FloatArtifact · 2025-03-05T18:20:03 1741198803

It would be really cool if there was awebsite "we there yet" for reasonable offline AI.

It could track different hardware configurations and reasonably standardized benchmark performance per model. I know there's benchmarks buried in github Llama repository.

robbomacrae · 2025-03-05T19:33:32 1741203212

There seems to be a LOT of interest in such a site in the comments here. There seem to be multiple IP issues with sharing your code repo with an online service so I feel a lot of folks are waiting for the hardware to make this possible.

We need a SWE-bench for open source LLM's and for each model to have 3Dmark like benchmarks on various hardware setups.

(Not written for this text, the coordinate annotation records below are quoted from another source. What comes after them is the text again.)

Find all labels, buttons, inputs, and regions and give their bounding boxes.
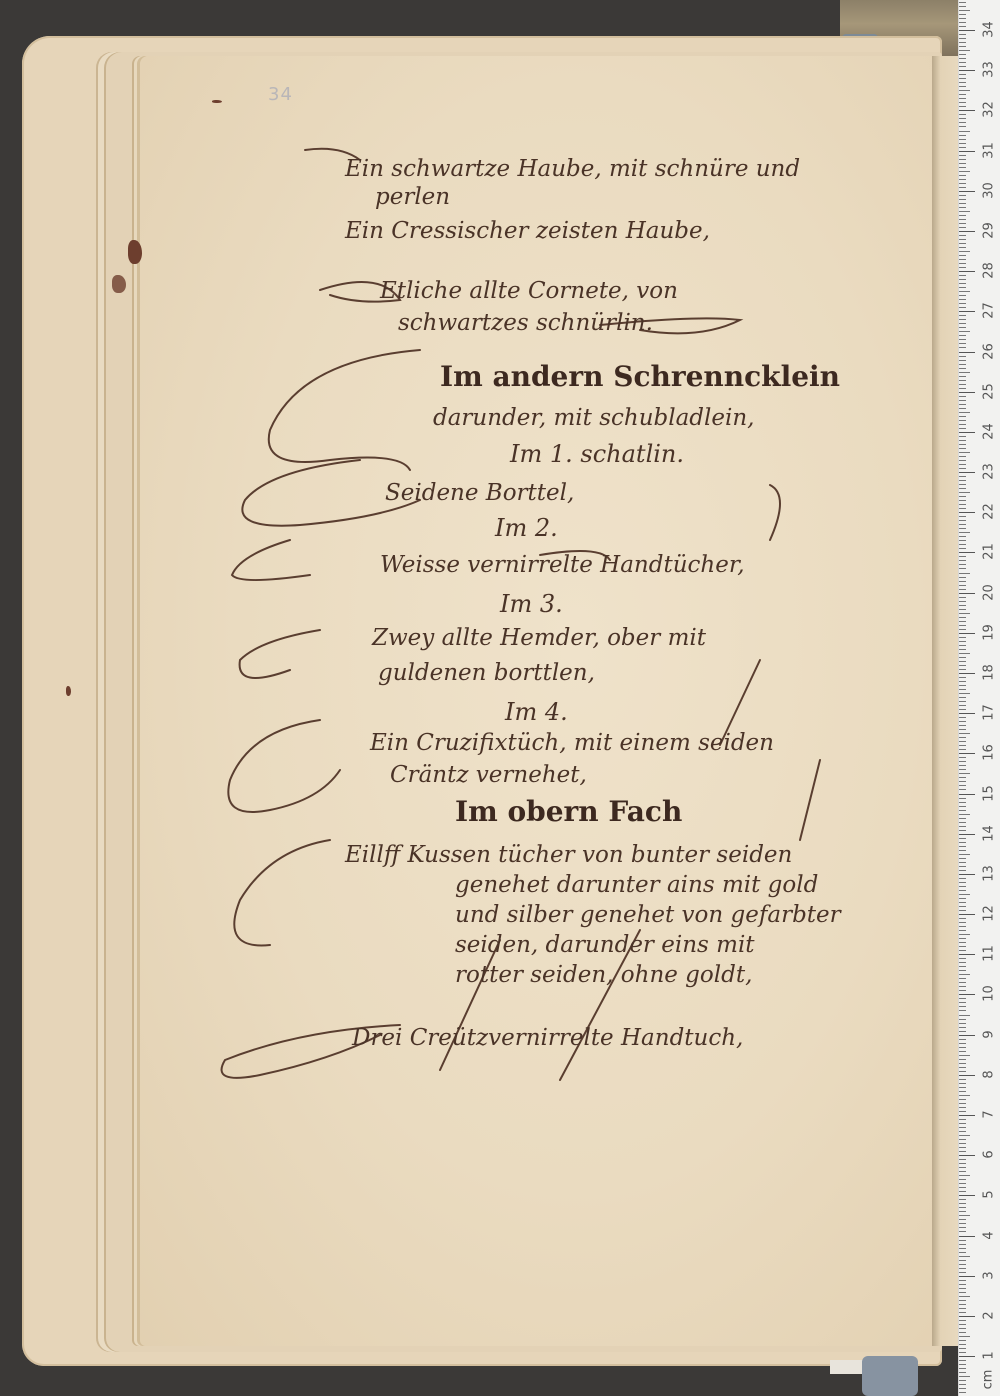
ruler-tick [959, 235, 966, 236]
ruler-tick [959, 934, 970, 935]
ruler-tick [959, 26, 966, 27]
ruler-tick [959, 452, 970, 453]
ruler-tick [959, 343, 966, 344]
ruler-tick [959, 826, 966, 827]
ruler-tick [959, 1360, 966, 1361]
ruler-tick [959, 540, 966, 541]
ruler-tick [959, 657, 966, 658]
ruler-tick [959, 38, 966, 39]
manuscript-line: Ein Cressischer zeisten Haube, [345, 218, 710, 244]
ruler-tick [959, 307, 966, 308]
ruler-tick [959, 319, 966, 320]
ruler-tick [959, 661, 966, 662]
ruler-tick [959, 552, 975, 553]
ruler-tick [959, 1067, 966, 1068]
ruler-tick [959, 175, 966, 176]
ruler-tick [959, 866, 966, 867]
ruler-tick [959, 271, 975, 272]
ruler-tick [959, 1376, 970, 1377]
ruler-tick [959, 412, 970, 413]
ruler-tick [959, 1316, 975, 1317]
ruler-tick [959, 492, 970, 493]
ruler-tick [959, 110, 975, 111]
ruler-tick [959, 488, 966, 489]
ruler-tick [959, 327, 966, 328]
folio-number: 34 [268, 84, 293, 105]
ruler-tick [959, 275, 966, 276]
ruler-tick [959, 838, 966, 839]
ruler-label: 33 [982, 60, 997, 80]
ruler-tick [959, 1344, 966, 1345]
ruler-tick [959, 605, 966, 606]
ruler-tick [959, 1167, 966, 1168]
ruler-tick [959, 709, 966, 710]
ruler-tick [959, 295, 966, 296]
ruler-tick [959, 14, 966, 15]
ruler-tick [959, 822, 966, 823]
ruler-tick [959, 677, 966, 678]
manuscript-line: Cräntz vernehet, [390, 762, 587, 788]
ruler-tick [959, 215, 966, 216]
ruler-tick [959, 1175, 970, 1176]
ruler-tick [959, 910, 966, 911]
ruler-tick [959, 400, 966, 401]
ruler-tick [959, 633, 975, 634]
ruler-tick [959, 187, 966, 188]
ruler-label: 23 [982, 462, 997, 482]
ruler-tick [959, 179, 966, 180]
ruler-tick [959, 958, 966, 959]
ruler-tick [959, 98, 966, 99]
ruler-tick [959, 637, 966, 638]
ruler-tick [959, 496, 966, 497]
ruler-tick [959, 78, 966, 79]
ruler-tick [959, 794, 975, 795]
ruler-tick [959, 713, 975, 714]
ruler-tick [959, 1071, 966, 1072]
ruler-tick [959, 1111, 966, 1112]
ruler-tick [959, 1244, 966, 1245]
ruler-tick [959, 70, 975, 71]
ruler-tick [959, 818, 966, 819]
ruler-tick [959, 858, 966, 859]
ruler-tick [959, 854, 970, 855]
ruler-tick [959, 560, 966, 561]
ruler-tick [959, 1240, 966, 1241]
binding-fragment-white [830, 1360, 864, 1374]
ruler-tick [959, 621, 966, 622]
ruler-tick [959, 1380, 966, 1381]
ruler-tick [959, 846, 966, 847]
ruler-tick [959, 1083, 966, 1084]
ruler-tick [959, 798, 966, 799]
manuscript-line: seiden, darunder eins mit [455, 932, 755, 958]
ruler-tick [959, 18, 966, 19]
manuscript-line: guldenen borttlen, [378, 660, 595, 686]
ruler-label: 28 [982, 261, 997, 281]
ruler-tick [959, 585, 966, 586]
ruler-tick [959, 966, 966, 967]
ruler-tick [959, 1143, 966, 1144]
ruler-tick [959, 66, 966, 67]
ruler-tick [959, 1043, 966, 1044]
ruler-tick [959, 532, 970, 533]
ruler-tick [959, 311, 975, 312]
ruler-tick [959, 360, 966, 361]
ruler-tick [959, 368, 966, 369]
ruler-tick [959, 364, 966, 365]
ruler-label: 7 [982, 1104, 997, 1124]
ruler-tick [959, 613, 970, 614]
ruler-tick [959, 504, 966, 505]
ruler-tick [959, 1191, 966, 1192]
ruler-label: 18 [982, 662, 997, 682]
ruler-tick [959, 777, 966, 778]
ruler-tick [959, 625, 966, 626]
ruler-tick [959, 1211, 966, 1212]
ruler-tick [959, 1312, 966, 1313]
ruler-label: 30 [982, 180, 997, 200]
ruler-tick [959, 183, 966, 184]
ruler-label: 11 [982, 944, 997, 964]
ruler-tick [959, 1300, 966, 1301]
manuscript-line: Drei Creützvernirrelte Handtuch, [352, 1025, 743, 1051]
ruler-label: 17 [982, 703, 997, 723]
manuscript-line: darunder, mit schubladlein, [433, 405, 754, 431]
ruler-tick [959, 520, 966, 521]
ruler-tick [959, 593, 975, 594]
ruler-label: 19 [982, 622, 997, 642]
ruler-label: 4 [982, 1225, 997, 1245]
ruler-tick [959, 167, 966, 168]
ruler-label: 22 [982, 502, 997, 522]
ruler-label: 15 [982, 783, 997, 803]
ruler-tick [959, 914, 975, 915]
ruler-tick [959, 243, 966, 244]
manuscript-line: Etliche allte Cornete, von [380, 278, 678, 304]
ruler-tick [959, 785, 966, 786]
ruler-tick [959, 195, 966, 196]
ruler-tick [959, 1187, 966, 1188]
ruler-tick [959, 886, 966, 887]
ruler-tick [959, 114, 966, 115]
ruler-tick [959, 508, 966, 509]
ruler-tick [959, 1091, 966, 1092]
ruler-tick [959, 781, 966, 782]
ruler-tick [959, 347, 966, 348]
ruler-tick [959, 802, 966, 803]
ruler-tick [959, 163, 966, 164]
ruler-tick [959, 1103, 966, 1104]
ruler-tick [959, 729, 966, 730]
manuscript-line: Seidene Borttel, [385, 480, 574, 506]
ruler-tick [959, 1131, 966, 1132]
ruler-tick [959, 62, 966, 63]
ruler-tick [959, 102, 966, 103]
manuscript-line: Ein schwartze Haube, mit schnüre und [345, 156, 800, 182]
ruler-tick [959, 1171, 966, 1172]
ruler-tick [959, 761, 966, 762]
ruler-tick [959, 681, 966, 682]
ruler-tick [959, 151, 975, 152]
ruler-tick [959, 1384, 966, 1385]
ruler-tick [959, 629, 966, 630]
ruler-tick [959, 946, 966, 947]
ruler-tick [959, 998, 966, 999]
ruler-tick [959, 1304, 966, 1305]
ruler-tick [959, 721, 966, 722]
ruler-tick [959, 926, 966, 927]
ruler-tick [959, 512, 975, 513]
ruler-tick [959, 1336, 970, 1337]
ruler-tick [959, 1039, 966, 1040]
manuscript-line: schwartzes schnürlin. [398, 310, 653, 336]
ruler-tick [959, 564, 966, 565]
ruler-tick [959, 408, 966, 409]
manuscript-line: genehet darunter ains mit gold [455, 872, 818, 898]
ruler-tick [959, 725, 966, 726]
ruler-tick [959, 834, 975, 835]
ruler-tick [959, 1328, 966, 1329]
ruler-tick [959, 701, 966, 702]
ruler-tick [959, 203, 966, 204]
ruler-tick [959, 372, 970, 373]
ruler-tick [959, 1055, 970, 1056]
ruler-tick [959, 1268, 966, 1269]
ruler-tick [959, 693, 970, 694]
ruler-tick [959, 1019, 966, 1020]
ruler-tick [959, 356, 966, 357]
ruler-tick [959, 697, 966, 698]
ruler-tick [959, 1079, 966, 1080]
ruler-tick [959, 50, 970, 51]
ruler-tick [959, 1151, 966, 1152]
ruler-tick [959, 42, 966, 43]
ruler-tick [959, 930, 966, 931]
ruler-label: 5 [982, 1185, 997, 1205]
ruler-tick [959, 689, 966, 690]
manuscript-index: Im 4. [505, 698, 568, 726]
ruler-tick [959, 789, 966, 790]
ruler-tick [959, 299, 966, 300]
ruler-tick [959, 122, 966, 123]
ruler-tick [959, 376, 966, 377]
ruler-tick [959, 1352, 966, 1353]
ruler-tick [959, 986, 966, 987]
manuscript-line: perlen [375, 184, 450, 210]
ruler-tick [959, 46, 966, 47]
manuscript-heading: Im andern Schrenncklein [440, 360, 840, 393]
ruler-tick [959, 1179, 966, 1180]
ruler-tick [959, 1063, 966, 1064]
ruler-tick [959, 830, 966, 831]
ruler-tick [959, 331, 970, 332]
ruler-tick [959, 733, 970, 734]
ruler-tick [959, 480, 966, 481]
ruler-tick [959, 1308, 966, 1309]
ruler-tick [959, 1252, 966, 1253]
ruler-tick [959, 259, 966, 260]
ruler-tick [959, 1147, 966, 1148]
manuscript-line: und silber genehet von gefarbter [455, 902, 841, 928]
ruler-tick [959, 135, 966, 136]
ruler-tick [959, 392, 975, 393]
ruler-tick [959, 974, 970, 975]
ruler-tick [959, 1288, 966, 1289]
ruler-label: 31 [982, 140, 997, 160]
ruler-tick [959, 890, 966, 891]
ruler-tick [959, 673, 975, 674]
ruler-tick [959, 22, 966, 23]
ruler-tick [959, 420, 966, 421]
ruler-tick [959, 898, 966, 899]
ruler-tick [959, 1348, 966, 1349]
ruler-tick [959, 850, 966, 851]
ruler-tick [959, 773, 970, 774]
ruler-tick [959, 1027, 966, 1028]
ruler-tick [959, 247, 966, 248]
ruler-tick [959, 315, 966, 316]
ruler-tick [959, 199, 966, 200]
ruler-tick [959, 30, 975, 31]
ruler-tick [959, 1340, 966, 1341]
ruler-tick [959, 938, 966, 939]
ruler-tick [959, 1087, 966, 1088]
ruler-tick [959, 577, 966, 578]
ruler-label: 34 [982, 20, 997, 40]
ruler-unit-label: cm [981, 1370, 996, 1390]
ruler-tick [959, 352, 975, 353]
ruler-tick [959, 765, 966, 766]
ruler-tick [959, 267, 966, 268]
manuscript-line: Ein Cruzifixtüch, mit einem seiden [370, 730, 774, 756]
ruler-tick [959, 1127, 966, 1128]
ruler-label: 32 [982, 100, 997, 120]
ruler-tick [959, 283, 966, 284]
ruler-tick [959, 1260, 966, 1261]
ruler-tick [959, 568, 966, 569]
ruler-label: 16 [982, 743, 997, 763]
ruler-tick [959, 1135, 970, 1136]
ruler-tick [959, 436, 966, 437]
ruler-tick [959, 665, 966, 666]
ruler-tick [959, 906, 966, 907]
ruler-tick [959, 223, 966, 224]
ruler-tick [959, 1199, 966, 1200]
manuscript-index: Im 1. schatlin. [510, 440, 684, 468]
ruler-tick [959, 669, 966, 670]
ruler-tick [959, 918, 966, 919]
ruler-tick [959, 1392, 966, 1393]
ruler-tick [959, 396, 966, 397]
ruler-tick [959, 705, 966, 706]
ruler-tick [959, 171, 970, 172]
ruler-tick [959, 1183, 966, 1184]
ruler-label: 12 [982, 904, 997, 924]
ruler-tick [959, 757, 966, 758]
manuscript-index: Im 2. [495, 514, 558, 542]
ruler-tick [959, 741, 966, 742]
ruler-tick [959, 384, 966, 385]
ruler-tick [959, 1324, 966, 1325]
ruler-tick [959, 444, 966, 445]
ruler-tick [959, 1276, 975, 1277]
ruler-tick [959, 902, 966, 903]
ruler-tick [959, 94, 966, 95]
ruler-tick [959, 942, 966, 943]
ruler-tick [959, 34, 966, 35]
ruler-tick [959, 476, 966, 477]
ruler-tick [959, 106, 966, 107]
ruler-tick [959, 139, 966, 140]
ruler-tick [959, 1006, 966, 1007]
ruler-tick [959, 131, 970, 132]
ruler-tick [959, 1388, 966, 1389]
ruler-tick [959, 191, 975, 192]
manuscript-line: rotter seiden, ohne goldt, [455, 962, 752, 988]
manuscript-line: Zwey allte Hemder, ober mit [372, 625, 706, 651]
ruler-tick [959, 74, 966, 75]
ruler-tick [959, 556, 966, 557]
ruler-tick [959, 279, 966, 280]
ruler-tick [959, 954, 975, 955]
ruler-label: 29 [982, 220, 997, 240]
ruler-tick [959, 90, 970, 91]
ruler-label: 3 [982, 1265, 997, 1285]
ruler-tick [959, 1364, 966, 1365]
ruler-tick [959, 2, 966, 3]
ruler-tick [959, 645, 966, 646]
manuscript-index: Im 3. [500, 590, 563, 618]
ruler-tick [959, 1031, 966, 1032]
ruler-tick [959, 1163, 966, 1164]
ruler-tick [959, 339, 966, 340]
ruler-label: 8 [982, 1064, 997, 1084]
ruler-tick [959, 814, 970, 815]
ruler-tick [959, 753, 975, 754]
page-gutter [932, 56, 960, 1346]
ruler-tick [959, 219, 966, 220]
manuscript-heading: Im obern Fach [455, 795, 682, 828]
ruler-tick [959, 1095, 970, 1096]
ruler-tick [959, 1368, 966, 1369]
ruler-tick [959, 416, 966, 417]
ruler-tick [959, 263, 966, 264]
ruler-tick [959, 950, 966, 951]
ruler-tick [959, 207, 966, 208]
ruler-tick [959, 1159, 966, 1160]
ruler-tick [959, 749, 966, 750]
ruler-tick [959, 251, 970, 252]
ink-stain [112, 275, 126, 293]
centimeter-ruler: 1234567891011121314151617181920212223242… [958, 0, 1000, 1396]
ruler-tick [959, 962, 966, 963]
ruler-tick [959, 745, 966, 746]
ruler-tick [959, 448, 966, 449]
ruler-label: 26 [982, 341, 997, 361]
ruler-tick [959, 58, 966, 59]
ruler-tick [959, 388, 966, 389]
ruler-tick [959, 472, 975, 473]
ruler-tick [959, 424, 966, 425]
ruler-tick [959, 1002, 966, 1003]
ruler-tick [959, 1372, 966, 1373]
ruler-tick [959, 126, 966, 127]
ink-spot [212, 100, 222, 103]
ruler-tick [959, 1035, 975, 1036]
ruler-tick [959, 227, 966, 228]
ruler-tick [959, 982, 966, 983]
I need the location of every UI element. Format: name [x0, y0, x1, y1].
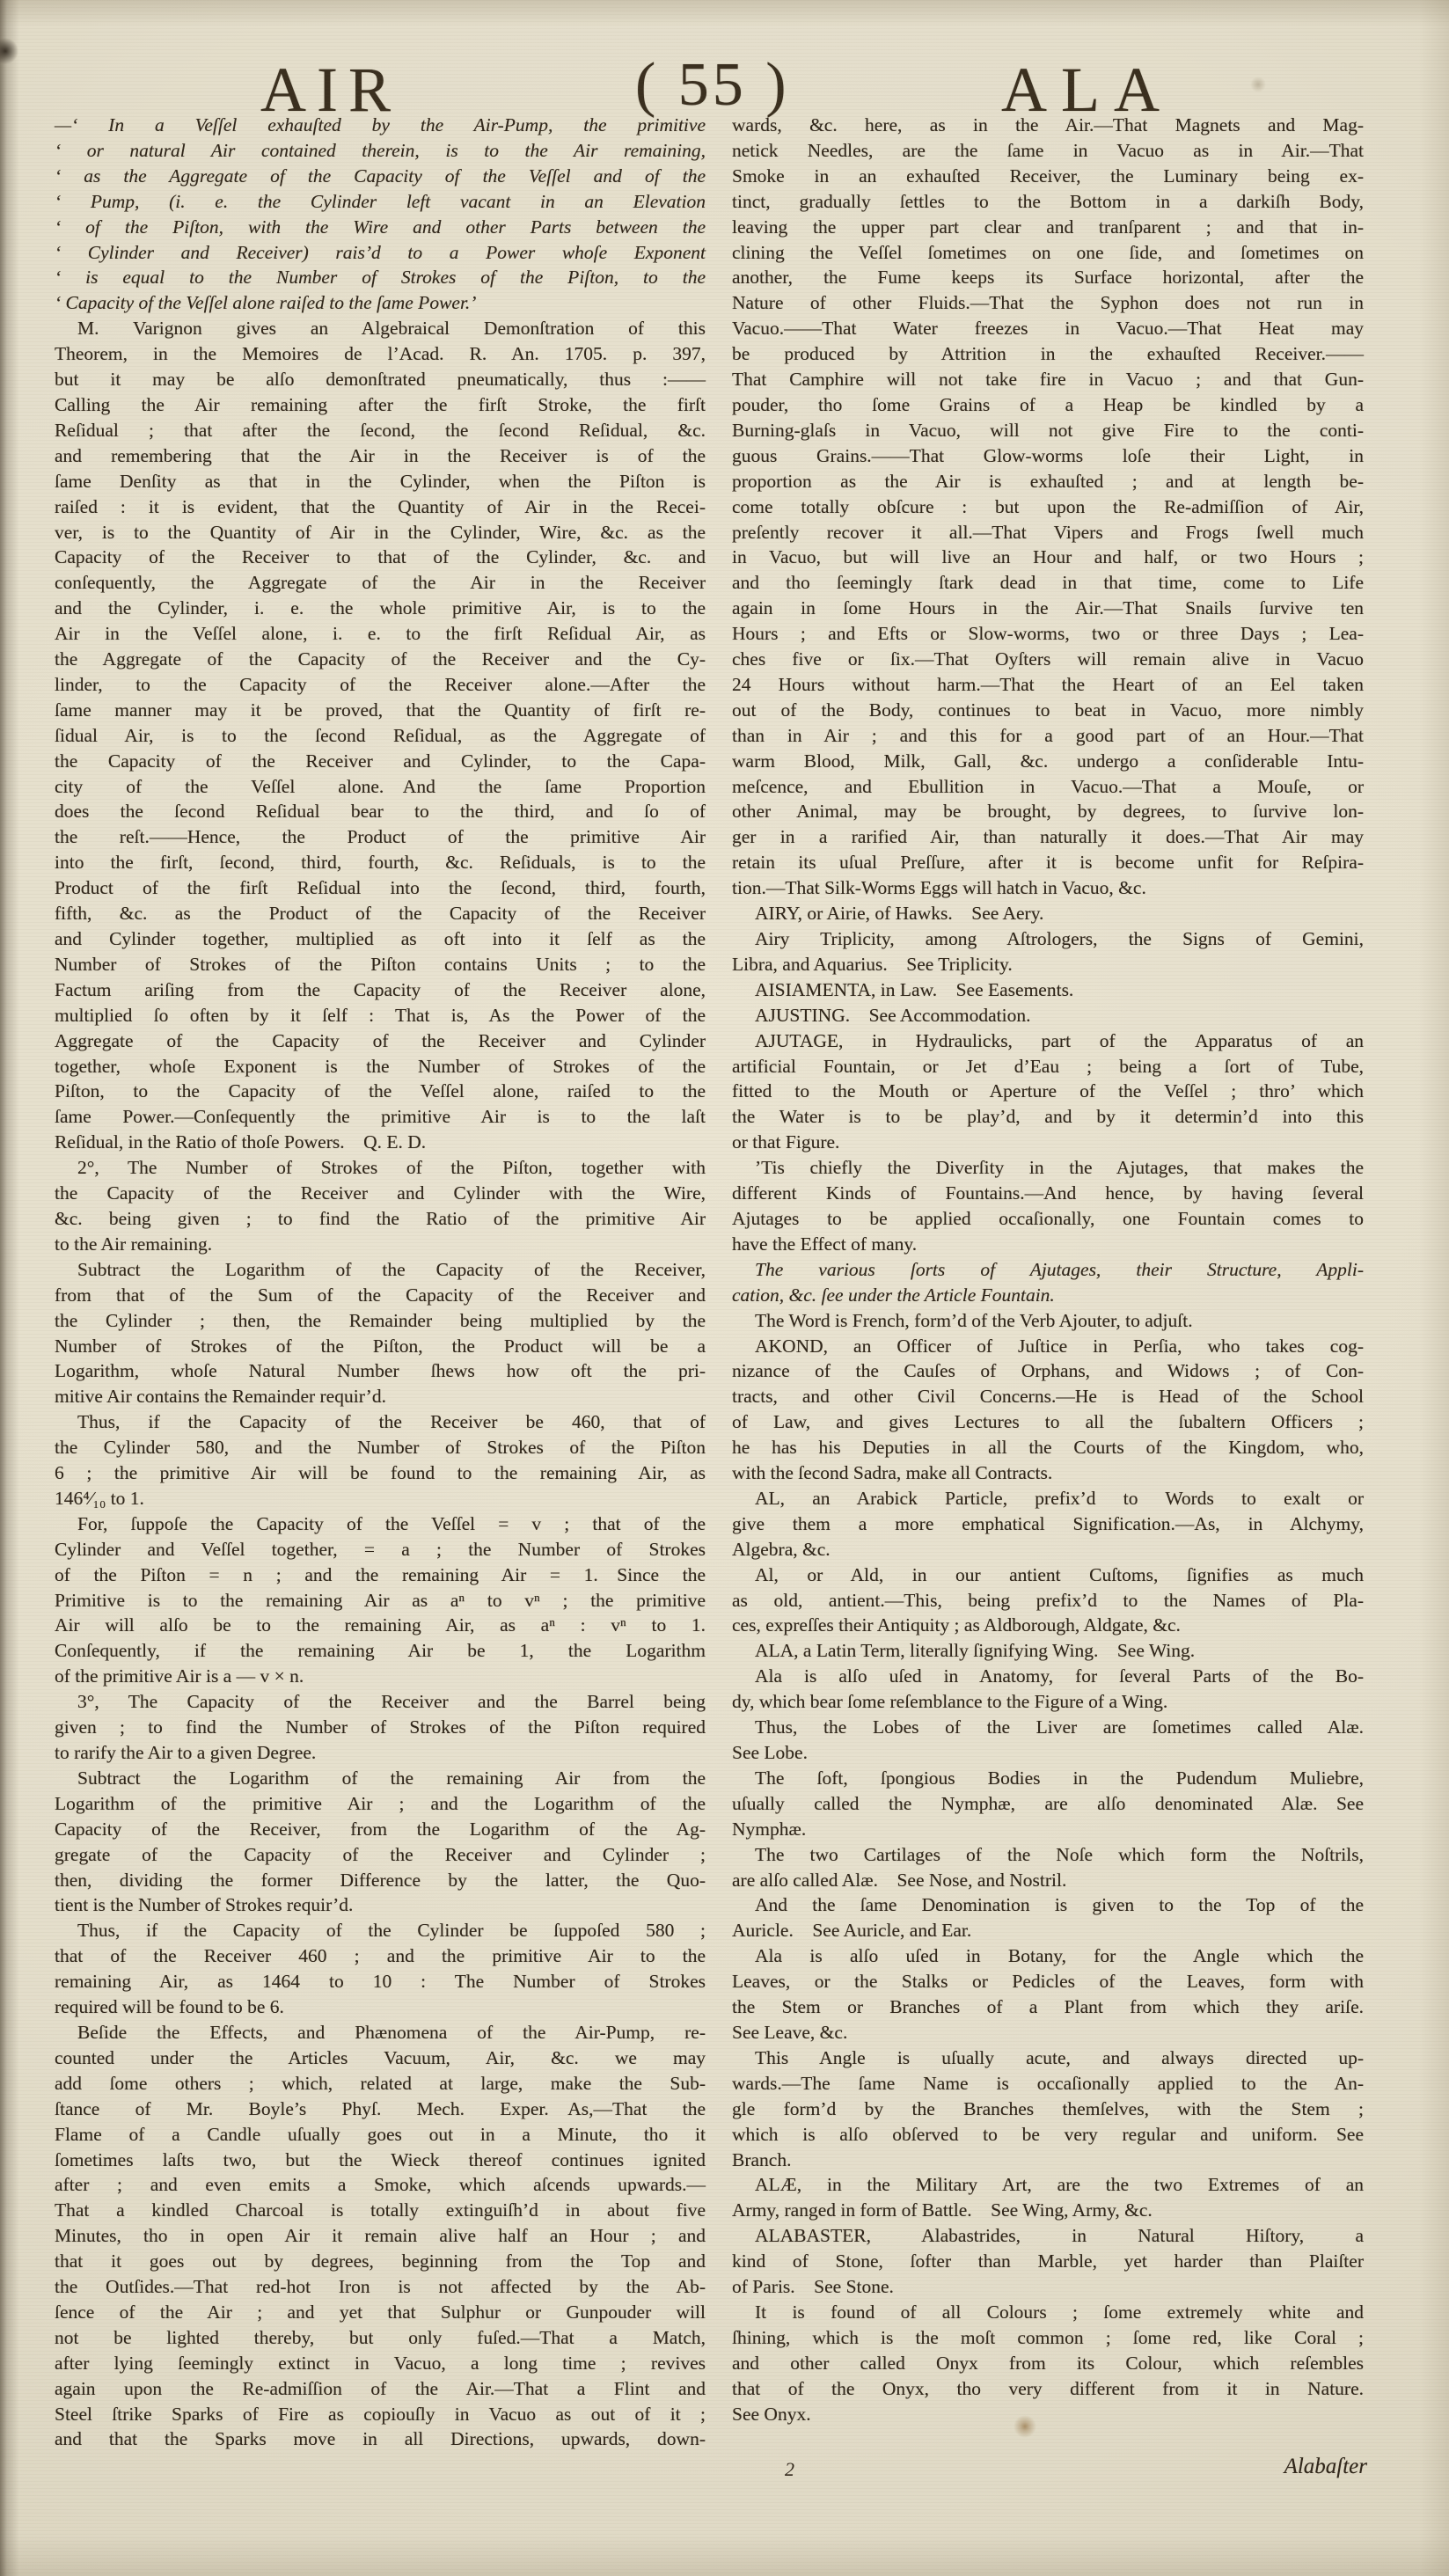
text-line: Primitive is to the remaining Air as aⁿ … [55, 1588, 706, 1614]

I did find this which seems very helpful but is missing the latest models and hardware options. https://kamilstanuch.github.io/LLM-token-generation-simulato...

FloatArtifact · 2025-03-06T17:03:24 1741280604

Looks like he bases the benchmarks off of https://github.com/ggml-org/llama.cpp/discussions/4167

I get why he calls it a simulator, as it can simulate token output. It's an important aspect for evaluating use case if you need to get a sense of how much token output is relevant beyond the simple tokens per second text.

slama · 2025-03-05T16:48:04 1741193284

The M3 Ultra is the only configuration that supports 512GB and it has memory bandwidth of 819GB/s.

wkat4242 · 2025-03-05T16:02:53 1741190573

True, I also noticed that bigger models run slower at the same memory bandwidth (makes sense).

memhole · 2025-03-05T16:02:55 1741190575

Yeah, I don’t think RAM is the bottleneck. Which is unfortunate. It feels like a missed opportunity for them. I think Apple partly became popular because it enabled creatives and developers.

throw-qqqqq · 2025-03-05T16:25:52 1741191952

> I don’t think RAM is the bottleneck

Not the size/amount, but the memory bandwidth usually is.